Mr Crowley’s move is in open defiance of party leader Michéal Martin, but sources said it is “not as simple” to suggest that the MEP will now lose the party whip.

In a statement this afternoon, Fianna Fáil described Mr Crowley’s move as “unacceptable” and said the party remains a committed member of ALDE.

However, it did not suggest Mr Crowley will be subject to any disciplinary action.

The joint statement from chairman Brendan Smith and Chief Whip Seán Ó’Fearghaíl described Mr Crowley’s new grouping as Eurosceptic, adding: “A number of the parties in this right wing grouping stand in direct opposition to Fianna Fáil’s republican ethos and tradition”.

“This is unacceptable, particularly given the fact that Brian successfully ran for election under the ALDE banner,” the statement says.

“Fianna Fáil remains a committed member of the ALDE party and Brian Crowley’s decision to leave will be discussed at the weekly Fianna Fáil Parliamentary Party meeting in Leinster House tomorrow.

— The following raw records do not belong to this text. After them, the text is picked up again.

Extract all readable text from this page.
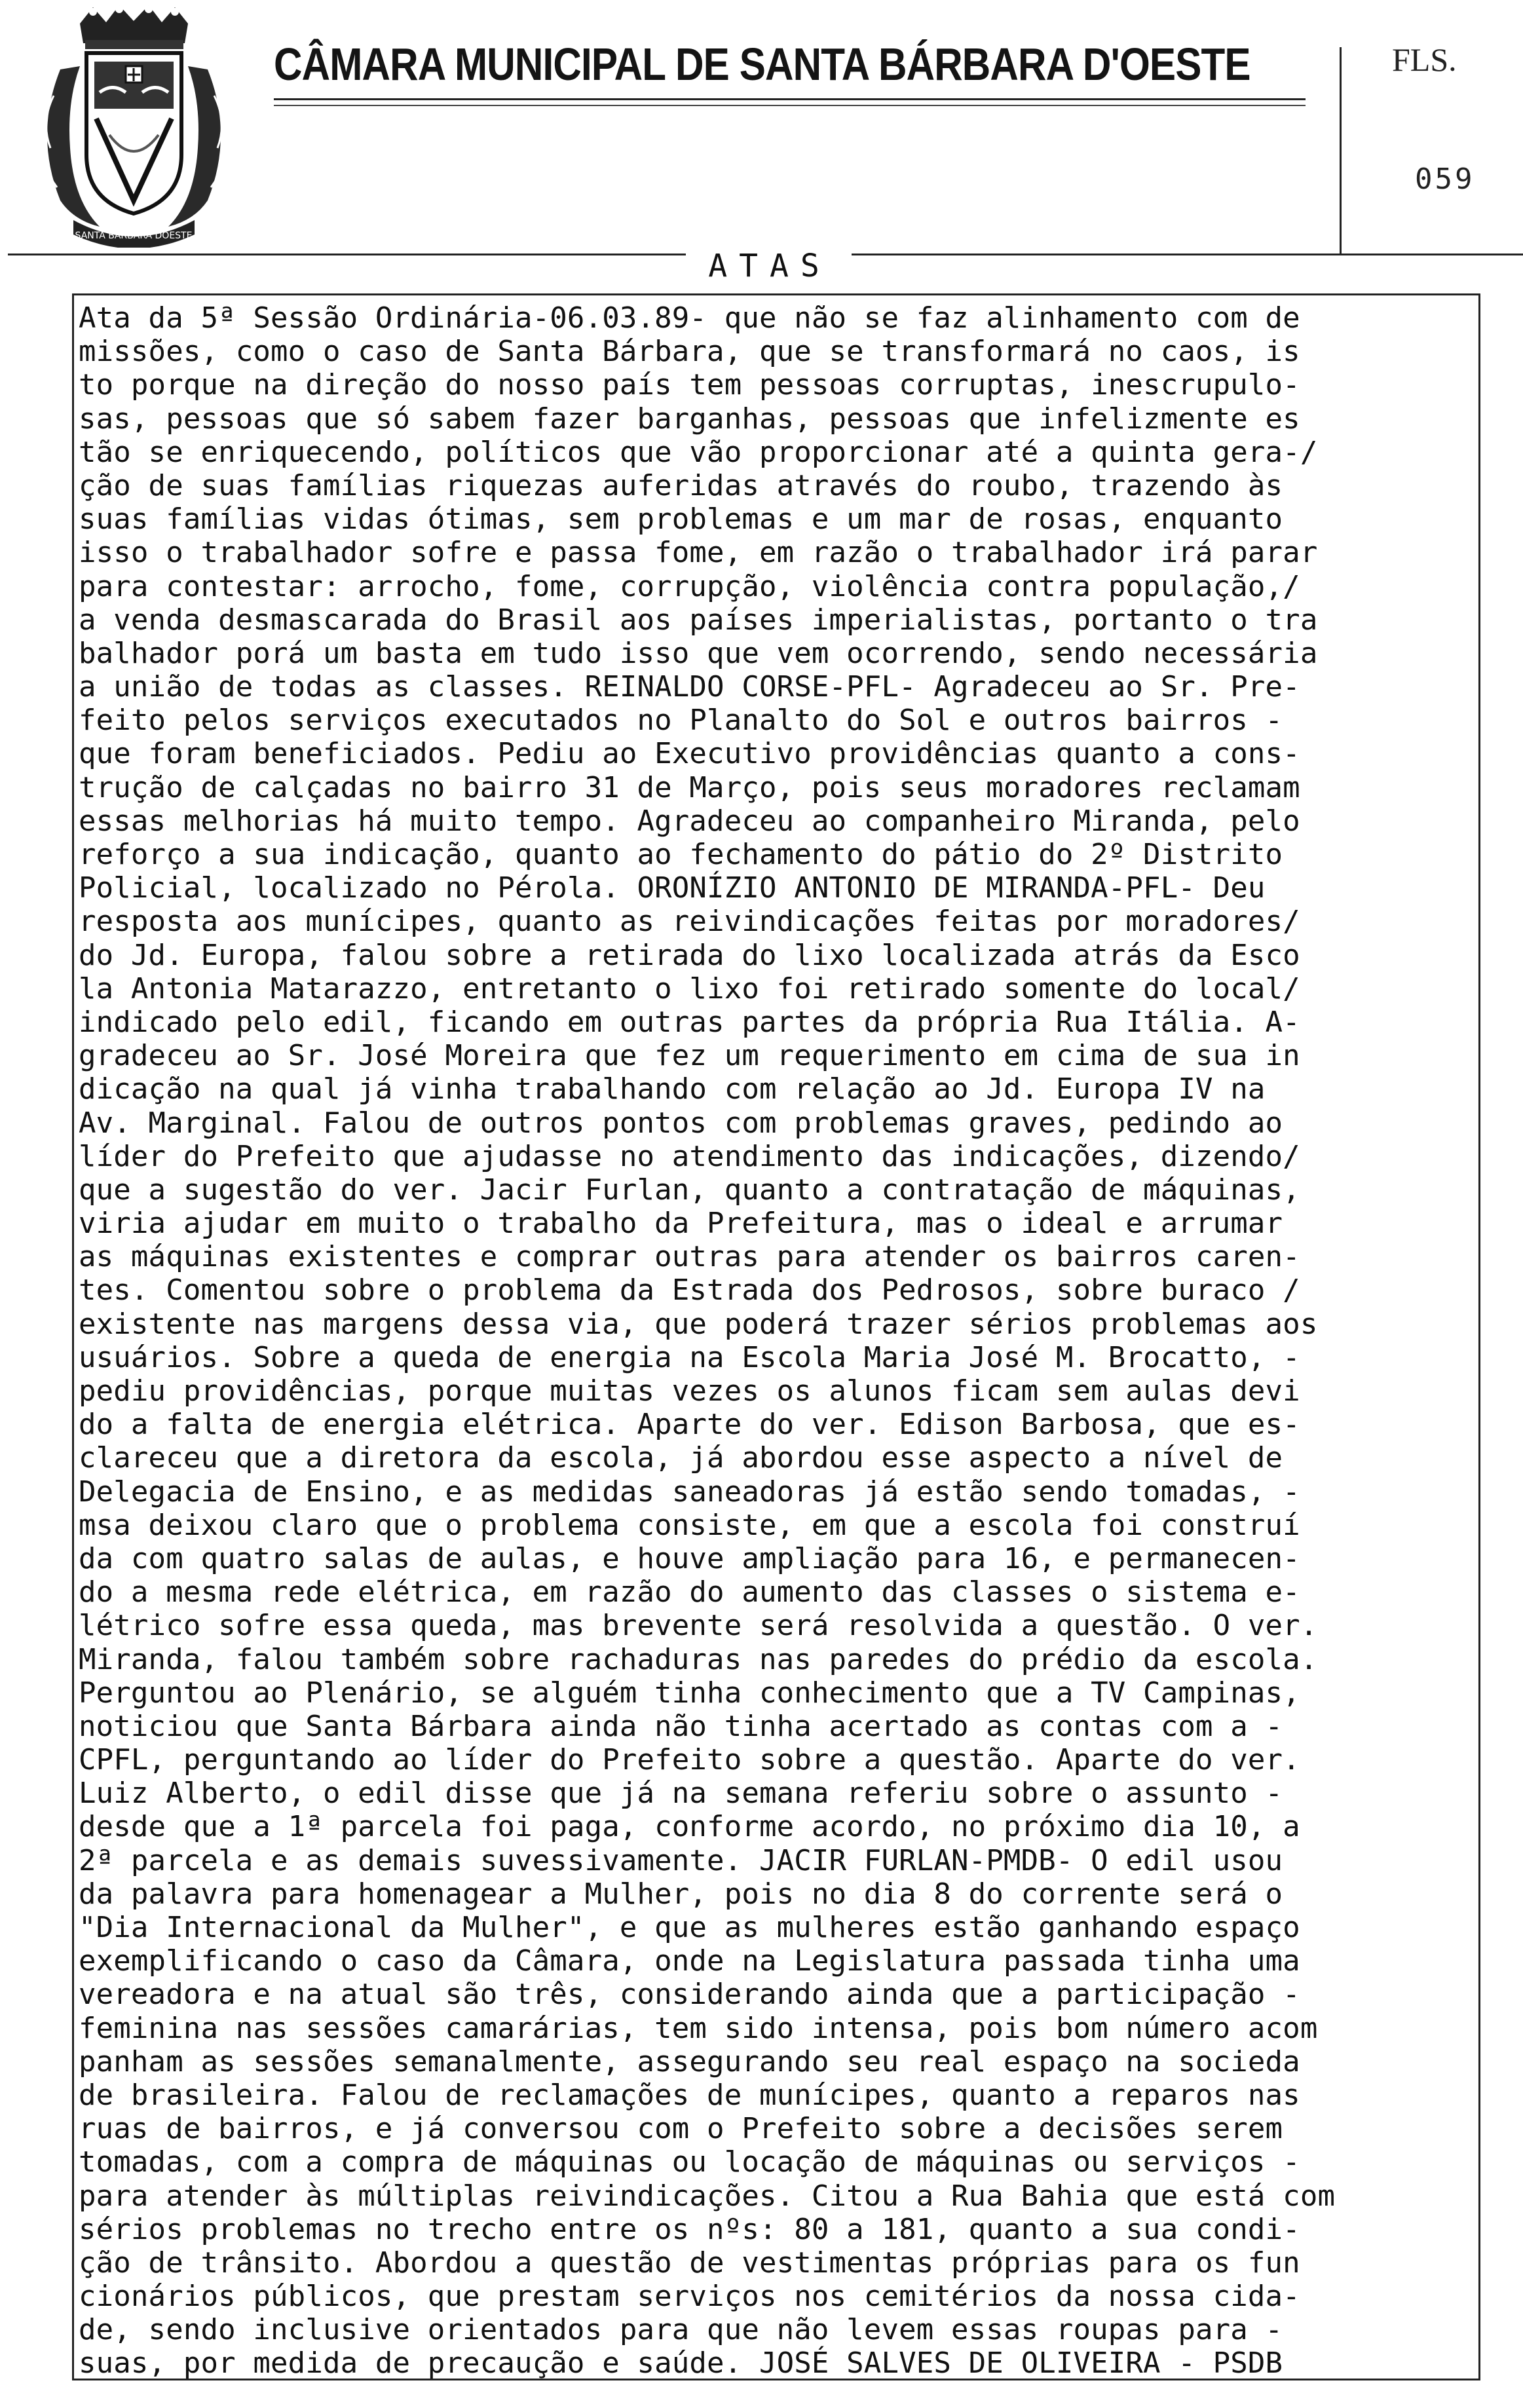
SANTA BARBARA DOESTE
CÂMARA MUNICIPAL DE SANTA BÁRBARA D'OESTE	FLS.
059
ATAS
Ata da 5ª Sessão Ordinária-06.03.89- que não se faz alinhamento com de
missões, como o caso de Santa Bárbara, que se transformará no caos, is
to porque na direção do nosso país tem pessoas corruptas, inescrupulo-
sas, pessoas que só sabem fazer barganhas, pessoas que infelizmente es
tão se enriquecendo, políticos que vão proporcionar até a quinta gera-/
ção de suas famílias riquezas auferidas através do roubo, trazendo às
suas famílias vidas ótimas, sem problemas e um mar de rosas, enquanto
isso o trabalhador sofre e passa fome, em razão o trabalhador irá parar
para contestar: arrocho, fome, corrupção, violência contra população,/
a venda desmascarada do Brasil aos países imperialistas, portanto o tra
balhador porá um basta em tudo isso que vem ocorrendo, sendo necessária
a união de todas as classes. REINALDO CORSE-PFL- Agradeceu ao Sr. Pre-
feito pelos serviços executados no Planalto do Sol e outros bairros -
que foram beneficiados. Pediu ao Executivo providências quanto a cons-
trução de calçadas no bairro 31 de Março, pois seus moradores reclamam
essas melhorias há muito tempo. Agradeceu ao companheiro Miranda, pelo
reforço a sua indicação, quanto ao fechamento do pátio do 2º Distrito
Policial, localizado no Pérola. ORONÍZIO ANTONIO DE MIRANDA-PFL- Deu
resposta aos munícipes, quanto as reivindicações feitas por moradores/
do Jd. Europa, falou sobre a retirada do lixo localizada atrás da Esco
la Antonia Matarazzo, entretanto o lixo foi retirado somente do local/
indicado pelo edil, ficando em outras partes da própria Rua Itália. A-
gradeceu ao Sr. José Moreira que fez um requerimento em cima de sua in
dicação na qual já vinha trabalhando com relação ao Jd. Europa IV na
Av. Marginal. Falou de outros pontos com problemas graves, pedindo ao
líder do Prefeito que ajudasse no atendimento das indicações, dizendo/
que a sugestão do ver. Jacir Furlan, quanto a contratação de máquinas,
viria ajudar em muito o trabalho da Prefeitura, mas o ideal e arrumar
as máquinas existentes e comprar outras para atender os bairros caren-
tes. Comentou sobre o problema da Estrada dos Pedrosos, sobre buraco /
existente nas margens dessa via, que poderá trazer sérios problemas aos
usuários. Sobre a queda de energia na Escola Maria José M. Brocatto, -
pediu providências, porque muitas vezes os alunos ficam sem aulas devi
do a falta de energia elétrica. Aparte do ver. Edison Barbosa, que es-
clareceu que a diretora da escola, já abordou esse aspecto a nível de
Delegacia de Ensino, e as medidas saneadoras já estão sendo tomadas, -
msa deixou claro que o problema consiste, em que a escola foi construí
da com quatro salas de aulas, e houve ampliação para 16, e permanecen-
do a mesma rede elétrica, em razão do aumento das classes o sistema e-
létrico sofre essa queda, mas brevente será resolvida a questão. O ver.
Miranda, falou também sobre rachaduras nas paredes do prédio da escola.
Perguntou ao Plenário, se alguém tinha conhecimento que a TV Campinas,
noticiou que Santa Bárbara ainda não tinha acertado as contas com a -
CPFL, perguntando ao líder do Prefeito sobre a questão. Aparte do ver.
Luiz Alberto, o edil disse que já na semana referiu sobre o assunto -
desde que a 1ª parcela foi paga, conforme acordo, no próximo dia 10, a
2ª parcela e as demais suvessivamente. JACIR FURLAN-PMDB- O edil usou
da palavra para homenagear a Mulher, pois no dia 8 do corrente será o
"Dia Internacional da Mulher", e que as mulheres estão ganhando espaço
exemplificando o caso da Câmara, onde na Legislatura passada tinha uma
vereadora e na atual são três, considerando ainda que a participação -
feminina nas sessões camarárias, tem sido intensa, pois bom número acom
panham as sessões semanalmente, assegurando seu real espaço na socieda
de brasileira. Falou de reclamações de munícipes, quanto a reparos nas
ruas de bairros, e já conversou com o Prefeito sobre a decisões serem
tomadas, com a compra de máquinas ou locação de máquinas ou serviços -
para atender às múltiplas reivindicações. Citou a Rua Bahia que está com
sérios problemas no trecho entre os nºs: 80 a 181, quanto a sua condi-
ção de trânsito. Abordou a questão de vestimentas próprias para os fun
cionários públicos, que prestam serviços nos cemitérios da nossa cida-
de, sendo inclusive orientados para que não levem essas roupas para -
suas, por medida de precaução e saúde. JOSÉ SALVES DE OLIVEIRA - PSDB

“We are disappointed with Brian’s personal decision to join the ECR and by doing so align himself to policies and political parties that directly contradict core principles of the Fianna Fáil organisation. These include the group’s eurosceptic stance and its position on membership of the Eurozone.”

In a statement, Mr Crowley said the change will allow him “provide a better service for my constituents”.

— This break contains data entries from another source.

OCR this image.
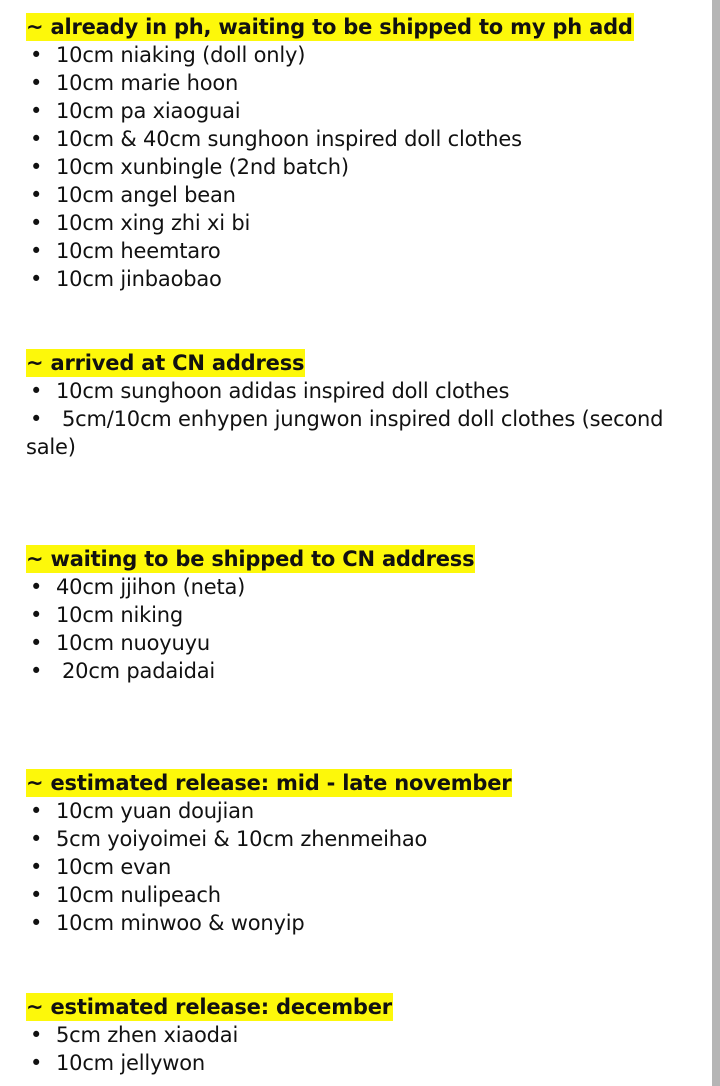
~ already in ph, waiting to be shipped to my ph add
• 10cm niaking (doll only)
• 10cm marie hoon
• 10cm pa xiaoguai
• 10cm & 40cm sunghoon inspired doll clothes
• 10cm xunbingle (2nd batch)
• 10cm angel bean
• 10cm xing zhi xi bi
• 10cm heemtaro
• 10cm jinbaobao
~ arrived at CN address
• 10cm sunghoon adidas inspired doll clothes
• 5cm/10cm enhypen jungwon inspired doll clothes (second sale)
~ waiting to be shipped to CN address
• 40cm jjihon (neta)
• 10cm niking
• 10cm nuoyuyu
• 20cm padaidai
~ estimated release: mid - late november
• 10cm yuan doujian
• 5cm yoiyoimei & 10cm zhenmeihao
• 10cm evan
• 10cm nulipeach
• 10cm minwoo & wonyip
~ estimated release: december
• 5cm zhen xiaodai
• 10cm jellywon
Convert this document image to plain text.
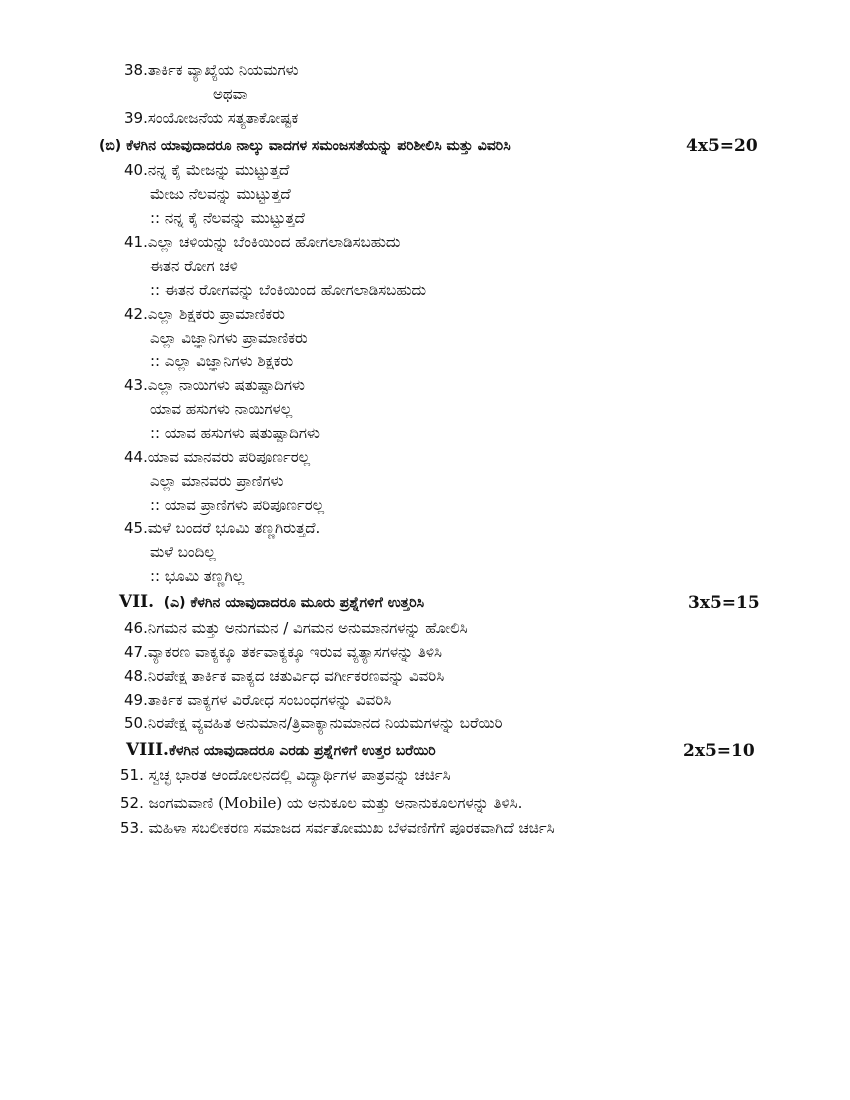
38.ತಾರ್ಕಿಕ ವ್ಯಾಖ್ಯೆಯ ನಿಯಮಗಳು
ಅಥವಾ
39.ಸಂಯೋಜನೆಯ ಸತ್ಯತಾಕೋಷ್ಟಕ
(ಬಿ) ಕೆಳಗಿನ ಯಾವುದಾದರೂ ನಾಲ್ಕು ವಾದಗಳ ಸಮಂಜಸತೆಯನ್ನು ಪರಿಶೀಲಿಸಿ ಮತ್ತು ವಿವರಿಸಿ	4x5=20
40.ನನ್ನ ಕೈ ಮೇಜನ್ನು ಮುಟ್ಟುತ್ತದೆ
ಮೇಜು ನೆಲವನ್ನು ಮುಟ್ಟುತ್ತದೆ
:: ನನ್ನ ಕೈ ನೆಲವನ್ನು ಮುಟ್ಟುತ್ತದೆ
41.ಎಲ್ಲಾ ಚಳಿಯನ್ನು ಬೆಂಕಿಯಿಂದ ಹೋಗಲಾಡಿಸಬಹುದು
ಈತನ ರೋಗ ಚಳಿ
:: ಈತನ ರೋಗವನ್ನು ಬೆಂಕಿಯಿಂದ ಹೋಗಲಾಡಿಸಬಹುದು
42.ಎಲ್ಲಾ ಶಿಕ್ಷಕರು ಪ್ರಾಮಾಣಿಕರು
ಎಲ್ಲಾ ವಿಜ್ಞಾನಿಗಳು ಪ್ರಾಮಾಣಿಕರು
:: ಎಲ್ಲಾ ವಿಜ್ಞಾನಿಗಳು ಶಿಕ್ಷಕರು
43.ಎಲ್ಲಾ ನಾಯಿಗಳು ಷತುಷ್ಪಾದಿಗಳು
ಯಾವ ಹಸುಗಳು ನಾಯಿಗಳಲ್ಲ
:: ಯಾವ ಹಸುಗಳು ಷತುಷ್ಪಾದಿಗಳು
44.ಯಾವ ಮಾನವರು ಪರಿಪೂರ್ಣರಲ್ಲ
ಎಲ್ಲಾ ಮಾನವರು ಪ್ರಾಣಿಗಳು
:: ಯಾವ ಪ್ರಾಣಿಗಳು ಪರಿಪೂರ್ಣರಲ್ಲ
45.ಮಳೆ ಬಂದರೆ ಭೂಮಿ ತಣ್ಣಗಿರುತ್ತದೆ.
ಮಳೆ ಬಂದಿಲ್ಲ
:: ಭೂಮಿ ತಣ್ಣಗಿಲ್ಲ
VII. (ಎ) ಕೆಳಗಿನ ಯಾವುದಾದರೂ ಮೂರು ಪ್ರಶ್ನೆಗಳಿಗೆ ಉತ್ತರಿಸಿ	3x5=15
46.ನಿಗಮನ ಮತ್ತು ಅನುಗಮನ / ವಿಗಮನ ಅನುಮಾನಗಳನ್ನು ಹೋಲಿಸಿ
47.ವ್ಯಾಕರಣ ವಾಕ್ಯಕ್ಕೂ ತರ್ಕವಾಕ್ಯಕ್ಕೂ ಇರುವ ವ್ಯತ್ಯಾಸಗಳನ್ನು ತಿಳಿಸಿ
48.ನಿರಪೇಕ್ಷ ತಾರ್ಕಿಕ ವಾಕ್ಯದ ಚತುರ್ವಿಧ ವರ್ಗೀಕರಣವನ್ನು ವಿವರಿಸಿ
49.ತಾರ್ಕಿಕ ವಾಕ್ಯಗಳ ವಿರೋಧ ಸಂಬಂಧಗಳನ್ನು ವಿವರಿಸಿ
50.ನಿರಪೇಕ್ಷ ವ್ಯವಹಿತ ಅನುಮಾನ/ತ್ರಿವಾಕ್ಯಾನುಮಾನದ ನಿಯಮಗಳನ್ನು ಬರೆಯಿರಿ
VIII.ಕೆಳಗಿನ ಯಾವುದಾದರೂ ಎರಡು ಪ್ರಶ್ನೆಗಳಿಗೆ ಉತ್ತರ ಬರೆಯಿರಿ	2x5=10
51. ಸ್ವಚ್ಛ ಭಾರತ ಆಂದೋಲನದಲ್ಲಿ ವಿದ್ಯಾರ್ಥಿಗಳ ಪಾತ್ರವನ್ನು ಚರ್ಚಿಸಿ
52. ಜಂಗಮವಾಣಿ (Mobile) ಯ ಅನುಕೂಲ ಮತ್ತು ಅನಾನುಕೂಲಗಳನ್ನು ತಿಳಿಸಿ.
53. ಮಹಿಳಾ ಸಬಲೀಕರಣ ಸಮಾಜದ ಸರ್ವತೋಮುಖ ಬೆಳವಣಿಗೆಗೆ ಪೂರಕವಾಗಿದೆ ಚರ್ಚಿಸಿ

“The ECR Group is a non-federalist, pro-EU group who believes in giving a much stronger say to national governments rather than to EU Institutions,” he said.

“I also made this move to protect some jobs of Irish staff in Brussels, and not for any personal gain for myself, except my new group will allow me work more effectively for my constituents in Ireland South.

“The ECR Group is now the third biggest group in the EU and its priorities include creating long-term jobs and prosperity for member countries, which matches my policy priority.”

Mr Crowley was never particularly close to ALDE. He is understood to have been approached in recent times by a number of rival groups, among them the ECR. He was also approached by factions within the centre-right European People’s Party, which is Fine Gael’s European affiliate.

After Fianna Fáil’s loss of seats held by Pat the Cope Gallagher and Liam Alyward in last month’s elections, Mr Crowley is the party’s sole representative in the European assembly. At issue in the haggling with ALDE was his insistence on his right to retain two Irish staff on his parliamentary team. “If the Irish staff would be properly accommodated for, that’s where I will be,” Mr Crowley said.

However, Fianna Fail said Mr Crowley had been given assurances about his staff by ALDE. ALDE itself says it cannot understand the move and said Mr Crowley is now “sitting with Eurosceptics, anti-Europeans, Unionists and Tories”.

The ECR group was established in 2009 after British Tory leader David Cameron, then in opposition, took the Conservatives out of the EPP because it was too federalist in its European outlook.

The group has voted since the election to admit Alternative für Deutschland, a German party that calls for weaker member states to leave the euro currency and opposes a free trade agreement with the US.